If the as yet unconfirmed reserves were actually found to exist, this would mean drilling could go on for a little longer, but nevertheless, according to Dr Allnoch, “the amount of North Sea oil will largely be insignificant in ten years time”.

Dr Allnoch believes that the North Sea will continue to be used as a source of energy. In coming years, the North Sea oil industry will take a back seat, while the offshore wind industry is picking up in Great Britain, Denmark, Germany and the Netherlands.

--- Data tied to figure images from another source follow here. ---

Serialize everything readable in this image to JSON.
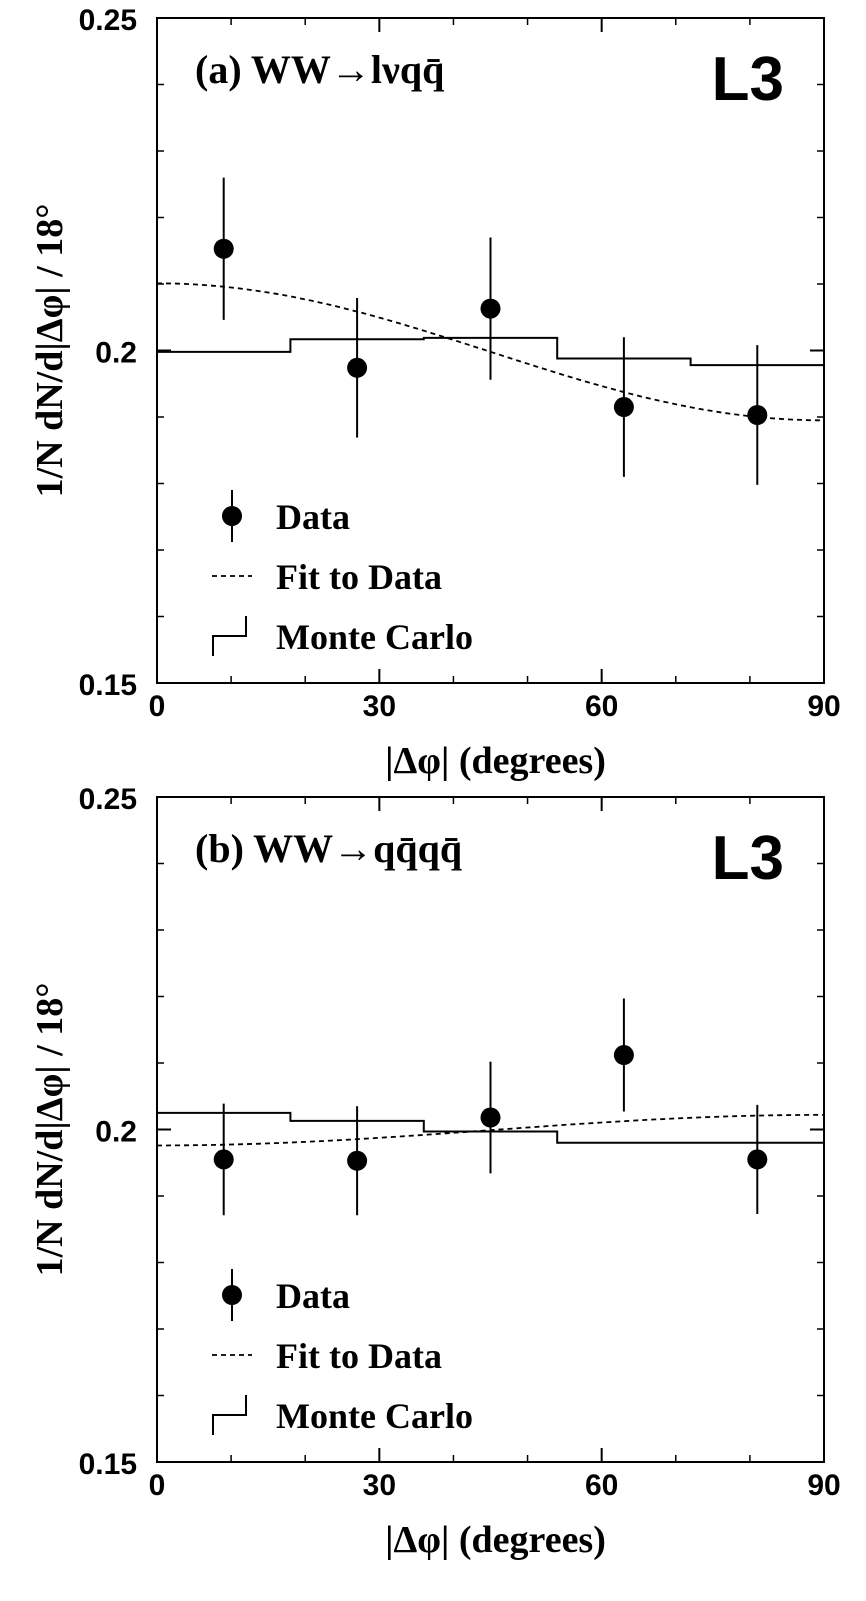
{
  "chart_data": [
    {
      "type": "scatter",
      "panel": "(a)",
      "title": "(a) WW→lνqq̄",
      "experiment": "L3",
      "xlabel": "|Δφ|  (degrees)",
      "ylabel": "1/N dN/d|Δφ|  / 18°",
      "xlim": [
        0,
        90
      ],
      "ylim": [
        0.15,
        0.25
      ],
      "xticks": [
        "0",
        "30",
        "60",
        "90"
      ],
      "yticks": [
        "0.15",
        "0.2",
        "0.25"
      ],
      "legend": {
        "placement": "bottom-left",
        "entries": [
          "Data",
          "Fit to Data",
          "Monte Carlo"
        ]
      },
      "series": [
        {
          "name": "Data",
          "kind": "points-with-errors",
          "x": [
            9,
            27,
            45,
            63,
            81
          ],
          "y": [
            0.2153,
            0.1974,
            0.2063,
            0.1915,
            0.1903
          ],
          "yerr": [
            0.0107,
            0.0105,
            0.0107,
            0.0105,
            0.0105
          ]
        },
        {
          "name": "Fit to Data",
          "kind": "curve",
          "function": "cosine",
          "mean": 0.1998,
          "amplitude": 0.0103
        },
        {
          "name": "Monte Carlo",
          "kind": "histogram",
          "bin_edges": [
            0,
            18,
            36,
            54,
            72,
            90
          ],
          "values": [
            0.1998,
            0.2017,
            0.2019,
            0.1988,
            0.1978
          ]
        }
      ]
    },
    {
      "type": "scatter",
      "panel": "(b)",
      "title": "(b) WW→qq̄qq̄",
      "experiment": "L3",
      "xlabel": "|Δφ|  (degrees)",
      "ylabel": "1/N dN/d|Δφ|  / 18°",
      "xlim": [
        0,
        90
      ],
      "ylim": [
        0.15,
        0.25
      ],
      "xticks": [
        "0",
        "30",
        "60",
        "90"
      ],
      "yticks": [
        "0.15",
        "0.2",
        "0.25"
      ],
      "legend": {
        "placement": "bottom-left",
        "entries": [
          "Data",
          "Fit to Data",
          "Monte Carlo"
        ]
      },
      "series": [
        {
          "name": "Data",
          "kind": "points-with-errors",
          "x": [
            9,
            27,
            45,
            63,
            81
          ],
          "y": [
            0.1955,
            0.1953,
            0.2018,
            0.2112,
            0.1955
          ],
          "yerr": [
            0.0084,
            0.0082,
            0.0084,
            0.0085,
            0.0082
          ]
        },
        {
          "name": "Fit to Data",
          "kind": "curve",
          "function": "cosine",
          "mean": 0.1999,
          "amplitude": -0.0023
        },
        {
          "name": "Monte Carlo",
          "kind": "histogram",
          "bin_edges": [
            0,
            18,
            36,
            54,
            72,
            90
          ],
          "values": [
            0.2025,
            0.2013,
            0.1997,
            0.198,
            0.198
          ]
        }
      ]
    }
  ]
}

“The offshore wind industry is now where the offshore oil industry was in 1971, when North Sea oil extraction began. The oil industry has overcome enormous challenges posed by new extraction technologies and innovations, something that the offshore wind industry will also experience,” Dr Allnoch said.  He is confident that Europe can continue to provide a safe supply of energy using its own resources.

Crude oil has been extracted from the North Sea since the early 1970s.  The oil crisis of 1973/74 made drilling for oil in the North Sea lucrative.

One of the first known major oil fields named “Brent” (north-east of the Shetland Isles) is symbolic of North Sea oil. The price of Brent oil is a major benchmark on the stock markets.

Oil extraction in the North Sea has followed a bell-shaped curve, with oil production rising to 260 million tonnes from 1971 to 1996 before falling ever faster in recent years.